Spending cuts: President Obama will support an unspecified amount of spending cuts this year, to be followed by legislation in 2013 producing savings of as much as $400 billion from Medicare and other benefit programs over a decade.

Taxes: Tax rates would go up for higher-income earners, as in the Senate bill, but Obama wants their dividends to be taxed as ordinary income, something the Senate did not approve. He also wants the estate tax to be levied at 45 percent on inheritances more than $3.5 million, a step several Democratic senators balked at. The Senate bill made no changes to the estate tax, which currently taxes inheritances over $5 million at 35 percent.

Debt ceiling: To ensure that there are no more crises like the debt ceiling impasse last year, Obama wants to permanently end congressional purview over the federal borrowing limit, Republican aides said.

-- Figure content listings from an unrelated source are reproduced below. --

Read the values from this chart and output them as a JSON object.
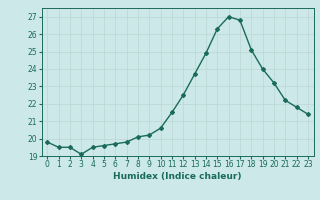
{
  "x": [
    0,
    1,
    2,
    3,
    4,
    5,
    6,
    7,
    8,
    9,
    10,
    11,
    12,
    13,
    14,
    15,
    16,
    17,
    18,
    19,
    20,
    21,
    22,
    23
  ],
  "y": [
    19.8,
    19.5,
    19.5,
    19.1,
    19.5,
    19.6,
    19.7,
    19.8,
    20.1,
    20.2,
    20.6,
    21.5,
    22.5,
    23.7,
    24.9,
    26.3,
    27.0,
    26.8,
    25.1,
    24.0,
    23.2,
    22.2,
    21.8,
    21.4
  ],
  "line_color": "#1a6b5a",
  "marker": "D",
  "marker_size": 2.0,
  "linewidth": 1.0,
  "xlabel": "Humidex (Indice chaleur)",
  "ylim": [
    19,
    27.5
  ],
  "xlim": [
    -0.5,
    23.5
  ],
  "yticks": [
    19,
    20,
    21,
    22,
    23,
    24,
    25,
    26,
    27
  ],
  "xticks": [
    0,
    1,
    2,
    3,
    4,
    5,
    6,
    7,
    8,
    9,
    10,
    11,
    12,
    13,
    14,
    15,
    16,
    17,
    18,
    19,
    20,
    21,
    22,
    23
  ],
  "bg_color": "#cce8e8",
  "grid_color": "#c0d8d8",
  "tick_color": "#1a6b5a",
  "label_color": "#1a6b5a",
  "xlabel_fontsize": 6.5,
  "tick_fontsize": 5.5
}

Overall package: In total, the package was presented as a $4 trillion reduction in future deficits, but that too was disputed. The figure includes cuts to domestic programs agreed to last year that the White House put at $1.2 trillion but that Republicans say is about $300 billion less. And it counts savings from ending the wars in Iraq and Afghanistan, even though no one has proposed maintaining war spending over the next decade at the current rate.